IV. — Condition économique et sociale du pêcheur breton

Plusieurs causes ont contribué à faire des Bretons du littoral un peuple de pêcheurs : l’atavisme marin, le goût inné de la mer, la nature du littoral breton, son rivage tourmenté, ses baies spacieuses et abritées.

Le pêcheur sardinier est un homme dur à la peine. Son métier est plus pénible que d’aucuns se l’imaginent. La pêche à la sardine ne constitue pas, comme l’affirment certains, autant de promenades en mer. Il faut mettre à la voile de minuit à une heure du matin, selon le vent et la marée, de façon à rallier avant l’aube les lieux de pêche. Par « calme plat », il faut se servir de gros avirons et pousser en avant une lourde embarcation. Lorsqu’il aborde la terre, il doit compter, laver, transporter le poisson. Durant le temps de la pêche, il faut que les rameurs tiennent le bateau bout au vent.

Mais, pour les marins, la pêche de la sardine est, malgré tout, la partie de plaisir, tant les autres pêches sont pénibles et dangereuses ; la pêche du maquereau, principalement, qui se fait à la dérive et de nuit. Les bateaux ne sont pas pontés et embarquent de nombreux embruns. Lorsqu’ils sont ailleurs que dans leur port d’attache, les marins passent les nuits d’hiver et de printemps dans leur bateau.

La vie est si dure que l’un d’entre eux, qui venait d’embarquer sur un bateau gréé avec vivier pour pêcher et transporter les crustacés, disait à ses anciens amis de misère : « Il y a un roufle à bord, l’on peut faire du café, se changer et dormir à l’abri. Je ne me sens plus naviguer ».

Les bateaux usités pour la pêche de la sardine sont des barques de 8 à 9 tonneaux. Elles ne sont pas pontées. Elles ont 24 à 26 pieds de quille et 36 de tête en tête, et sont montées par 6 hommes et un mousse. Le gréement se compose de deux voiles presque rectangulaires, la misaine et le taille-vent.

Ces bateaux sont fins voiliers. Ils peuvent filer 6 à 7 nœuds. Au plus près, ils ont des allures de yachts de course. Construits solidement, ils réalisent tous les besoins de la pêche d’été. Malheureusement, la pêche d’hiver comporte une mer plus agitée et, tous les ans, l’on déplore la perte de plusieurs barques. La barre d’Audierne en garde une partie, l’Iroise, la Chaussée de Sein et le Raz engloutissent le reste.

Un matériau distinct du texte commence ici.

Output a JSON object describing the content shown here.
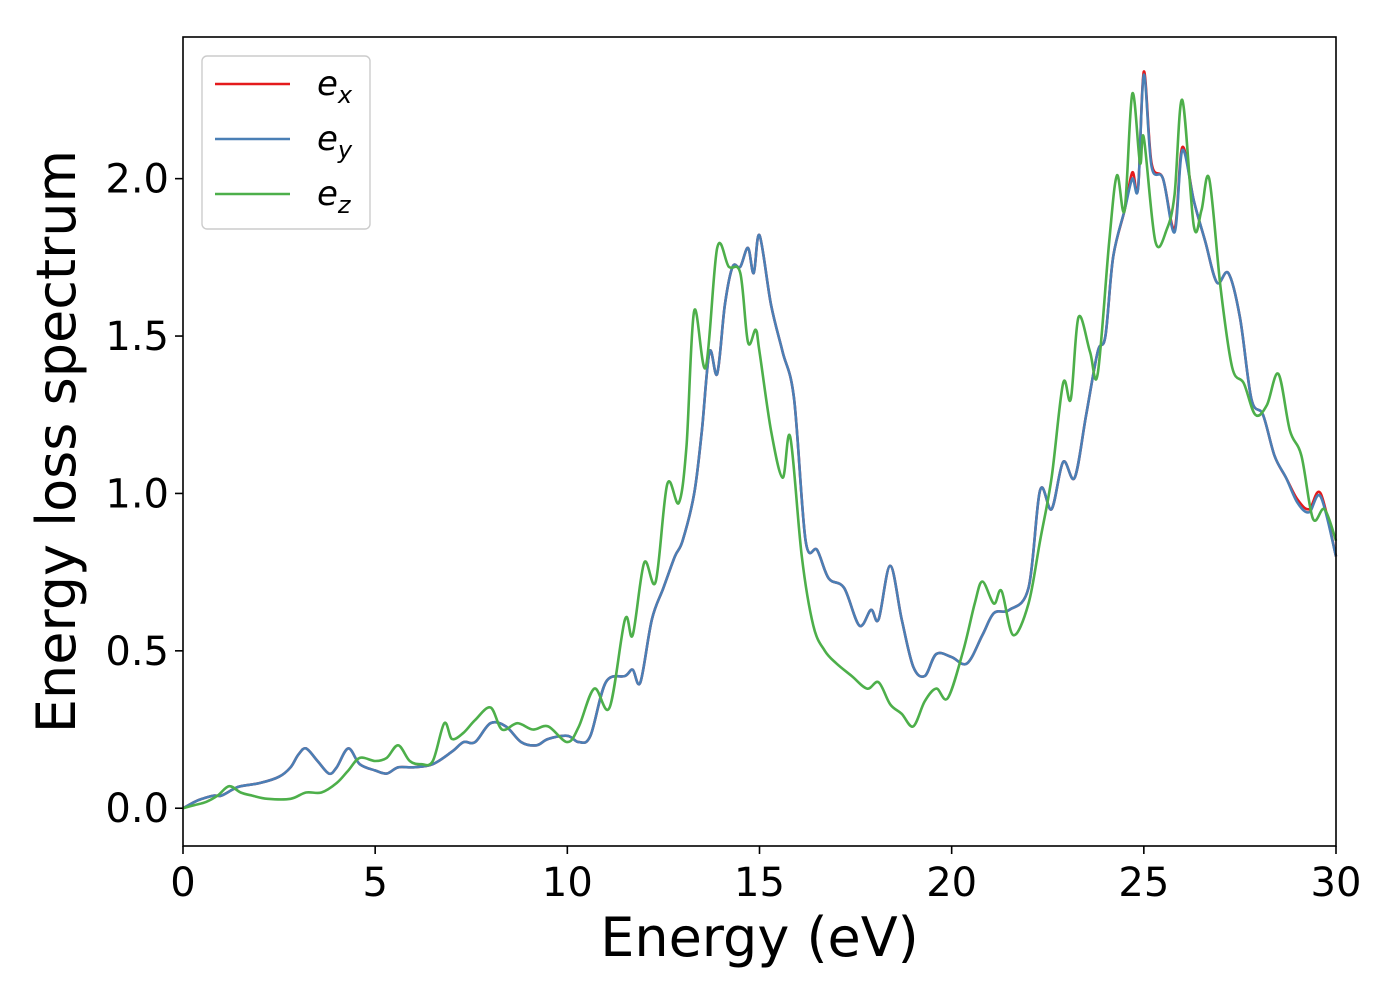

La routine veut que les bateaux ne soient pas pontés, sous prétexte que leurs qualités de marche en souffriraient. La nouvelle génération a heureusement fait raison de ces idées et, actuellement, il y a en construction des bateaux jaugeant 10 à 12 tonneaux, munis d’un poste de couchage à l’avant et d’un compartiment étanche.

La coque d’un bateau sardinier coûte environ mille francs. Mais le bateau, tout gréé, revient à environ deux mille francs.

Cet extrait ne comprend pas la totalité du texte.